US streaming media giant RealNetworks is to bring its technology to 180 million mobile users after signing a deal with five network operators, including Vodafone in the UK and Ireland. The news should add impetus to Real’s battle against Microsoft for the hearts, PCs and mobiles of music lovers everywhere.
In a blitzkrieg of deals RealNetworks has signed deals with Wind in Italy, Telefonica in Spain, O2 in the UK, TeliaSonera in Sweden and Vodafone in Ireland and the UK. The deals follow earlier agreements with AT&T Wireless and Sprint in the US.
Unlike the PC world, where Real and others are battling against a Microsoft currently undergoing anti-competitive charges in Europe for bundling its own MediaPlayer technology with every Windows PC, the mobile world is open season for accomplished and ambitious players like RealNetworks. More than 510m mobile phones were sold to consumers around the world last year and less than 1pc of these were equipped with Microsoft’s Windows Mobile Software.
For example, the move should also bring Real closer to mobile handset manufacturers like Nokia, which has taken a controlling stake in the Symbian operating system alliance, that are keen to stave off Microsoft from doing the same thing to the nascent mobile sector that it has done to the PC market.
In recent months RealNetworks signed up Swedish and Japanese mobile joint venture Sony-Ericsson to pre-install its software on its handsets.

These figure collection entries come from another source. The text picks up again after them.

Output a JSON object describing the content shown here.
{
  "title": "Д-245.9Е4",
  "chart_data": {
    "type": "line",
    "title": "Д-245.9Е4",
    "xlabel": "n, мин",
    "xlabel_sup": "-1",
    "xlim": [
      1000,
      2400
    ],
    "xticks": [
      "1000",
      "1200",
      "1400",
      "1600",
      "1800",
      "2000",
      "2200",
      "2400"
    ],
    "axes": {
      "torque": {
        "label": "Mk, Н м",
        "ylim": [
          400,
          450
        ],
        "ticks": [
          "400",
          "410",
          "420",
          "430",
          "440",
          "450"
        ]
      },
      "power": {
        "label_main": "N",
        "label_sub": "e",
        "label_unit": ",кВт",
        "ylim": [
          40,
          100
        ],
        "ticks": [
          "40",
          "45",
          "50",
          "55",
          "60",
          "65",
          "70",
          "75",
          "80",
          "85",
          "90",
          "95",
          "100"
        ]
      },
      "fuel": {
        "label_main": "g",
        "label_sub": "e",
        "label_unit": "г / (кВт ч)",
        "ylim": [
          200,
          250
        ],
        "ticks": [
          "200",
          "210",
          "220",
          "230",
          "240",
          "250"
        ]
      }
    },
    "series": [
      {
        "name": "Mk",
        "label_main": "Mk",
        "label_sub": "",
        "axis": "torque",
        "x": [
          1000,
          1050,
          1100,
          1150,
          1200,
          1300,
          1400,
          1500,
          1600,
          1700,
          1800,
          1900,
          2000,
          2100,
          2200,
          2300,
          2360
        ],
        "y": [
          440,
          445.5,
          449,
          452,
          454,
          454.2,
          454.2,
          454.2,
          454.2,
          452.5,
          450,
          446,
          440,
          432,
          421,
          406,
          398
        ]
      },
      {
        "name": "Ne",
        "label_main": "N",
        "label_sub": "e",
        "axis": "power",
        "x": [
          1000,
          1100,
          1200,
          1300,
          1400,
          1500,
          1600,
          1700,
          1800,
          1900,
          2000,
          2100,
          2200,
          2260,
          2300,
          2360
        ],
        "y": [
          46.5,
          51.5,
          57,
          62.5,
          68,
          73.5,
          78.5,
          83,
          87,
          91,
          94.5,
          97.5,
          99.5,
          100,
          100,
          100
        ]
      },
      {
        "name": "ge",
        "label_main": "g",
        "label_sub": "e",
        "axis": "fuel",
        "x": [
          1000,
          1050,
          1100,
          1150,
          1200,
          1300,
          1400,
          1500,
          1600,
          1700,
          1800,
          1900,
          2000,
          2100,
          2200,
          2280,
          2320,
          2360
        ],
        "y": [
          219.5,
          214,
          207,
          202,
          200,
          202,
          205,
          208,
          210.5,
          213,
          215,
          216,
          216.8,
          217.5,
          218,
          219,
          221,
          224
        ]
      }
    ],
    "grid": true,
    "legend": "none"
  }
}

However, Real faces competition not only from Windows MediaPlayer, but from other streaming media software vendors such as PacketVideo, Emblaze, Apple’s QuickTime and open standards MPEG4 vendors who are also eyeing the mobile market hungrily.
While the market potential may seem to be huge, making money out of the mobile music market may seem harder than most people realise. Although there have been notable exceptions such as the fact that ringtone downloads outsell actual CD singles in the UK, even music download services in the music downloads to computers market have yet to see a proper profit.
Dario Betti, a senior analyst at Ovum who was researching O2’s particular move into music download services, notes: “The business for mobile music does not look like a very profitable one yet. Even fixed Internet players in larger geographical markets haven’t fared very well in terms of profits. Take the world market leader in the fixed music download market: CEO Steve Jobs admitted that Apple makes no revenue from the online download service, iTunes Music Store, that sells songs at US$0.99 per song. Apple controls a market share of about 80pc of the commercial offering, and it still cannot make money. Almost all the cash is flowing back to the copyright holders. Luckily for Apple it also sells the music player the iPod, and Apple makes plenty of money from it. O2 also sells its music player, the O2 DMP, but they don’t make money on it; O2 subsidises it.”
However, players like RealNetworks are more stoical about the growing popularity of streaming and cites its own Rhapsody music download service. Last month the company revealed that consumer usage of its award-winning Rhapsody Internet jukebox service jumped 10pc in January, with customers streaming more than 42m songs on-demand. The company also announced that in January the service’s library of music grew beyond 500,000 songs for the first time.
“Every day, partners like RollingStone.com are introducing more consumers to Rhapsody and helping them rediscover their passion for music,” said Sean Ryan, vice president of music services, RealNetworks. “Rhapsody hands music fans the keys to the record store, letting them explore a library of more than 35,000 albums for less than US$10 a month. It’s no surprise that interest in the service is continuing to grow.”